On top of that, a runway that can’t take a 737, a highway, or a long stretch of flat terrain are all generally better options than water.
Haha, I can imagine going through security: “sir, why do you have this bag of bolts”
“Just making sure we have enough to finish the flight”
Yep. And if water is all there is, then you want someone as good as Captain Sullenberger at the controls to make a last ditch attempt at landing.
(I realised the last three words of that sentence were superfluous, once I’d typed it.)
Does anyone know if that would work; or are aircraft bolts serialized for tracking purposes?
That seems like the sort of measure that would sound kind of extreme; but could (in the context of a hopefully-demanding QMS environment and the appropriate level of integration) potentially be cost-competitive with the extra effort involved in tracking unmarked bolts.
Would probably go nicely with the network-connected torque wrenches you can get(just maybe not the Bosch Rexroth ones that have been in security research news for the wrong reasons lately; until they get that patched out): slap a couple of barcode scanners on and the tool can verify that the right hole is getting the right bolt(or which bolt out of a set of interchangeable right bolts) to the correct tightness…
Wow. We live in an age of miracles - network-connected everything. Bolts with RFID, tell torque wrenches where they are and the torque wrenches record when they were tightened and how tight.
Quality system bleeps red and sounds an alert if anything is not within prescribed parameters.
When the air accident investigation guys come looking, it’s all there.
/s (is there an ‘ends fantasy’ tag?)
I was just asking if that’s actually how it works; I don’t know what the practice actually is in aircraft assembly; just to be clear.
Networked torque wrenches that can be remotely adjusted and remotely report data are definitely a thing, however; and, given the relatively low cost of lasering QR codes onto things, it struck me as entirely plausible that such measures could easily end up being the faster and cheaper option in cases where QM demands are significant enough that doing it manually would involve a great deal of doing.

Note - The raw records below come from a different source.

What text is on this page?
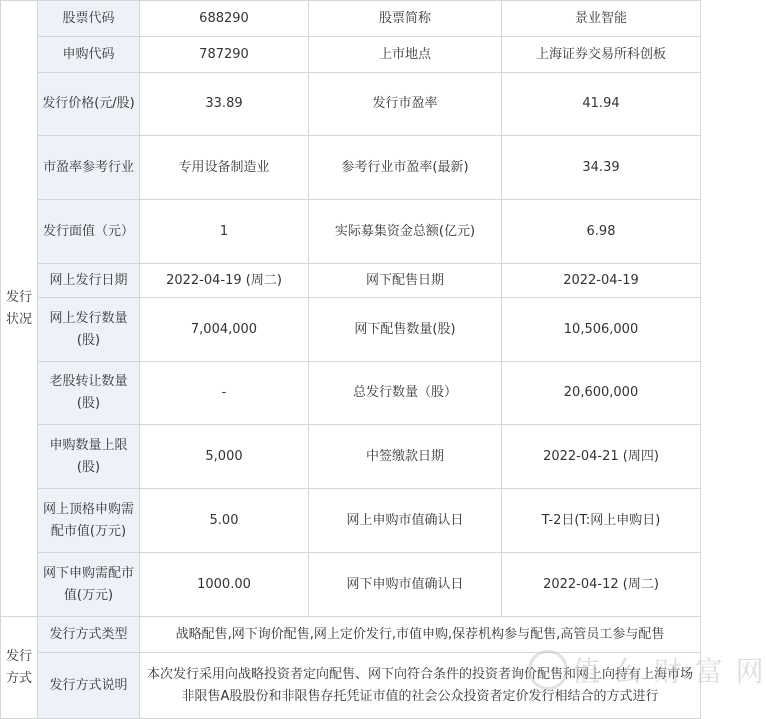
发行状况	股票代码	688290	股票简称	景业智能
	申购代码	787290	上市地点	上海证券交易所科创板
	发行价格(元/股)	33.89	发行市盈率	41.94
	市盈率参考行业	专用设备制造业	参考行业市盈率(最新)	34.39
	发行面值（元）	1	实际募集资金总额(亿元)	6.98
	网上发行日期	2022-04-19 (周二)	网下配售日期	2022-04-19
	网上发行数量(股)	7,004,000	网下配售数量(股)	10,506,000
	老股转让数量(股)	-	总发行数量（股）	20,600,000
	申购数量上限(股)	5,000	中签缴款日期	2022-04-21 (周四)
	网上顶格申购需配市值(万元)	5.00	网上申购市值确认日	T-2日(T:网上申购日)
	网下申购需配市值(万元)	1000.00	网下申购市值确认日	2022-04-12 (周二)
发行方式	发行方式类型	战略配售,网下询价配售,网上定价发行,市值申购,保荐机构参与配售,高管员工参与配售		
	发行方式说明	本次发行采用向战略投资者定向配售、网下向符合条件的投资者询价配售和网上向持有上海市场非限售A股股份和非限售存托凭证市值的社会公众投资者定价发行相结合的方式进行		
值 么 财 富 网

For less critical applications just treating all fasteners of the same dimensions(and trying to reduce the number of distinct types in a product assembly) as fungible is presumably vastly cheaper; but in a situation where you are talking larger, easier to mark, fasteners(many with recommended service lives or inspection intervals) traceability seems like it would be a perk.
Oh, I get that. But that’s how it COULD work. But, you know, shareholders.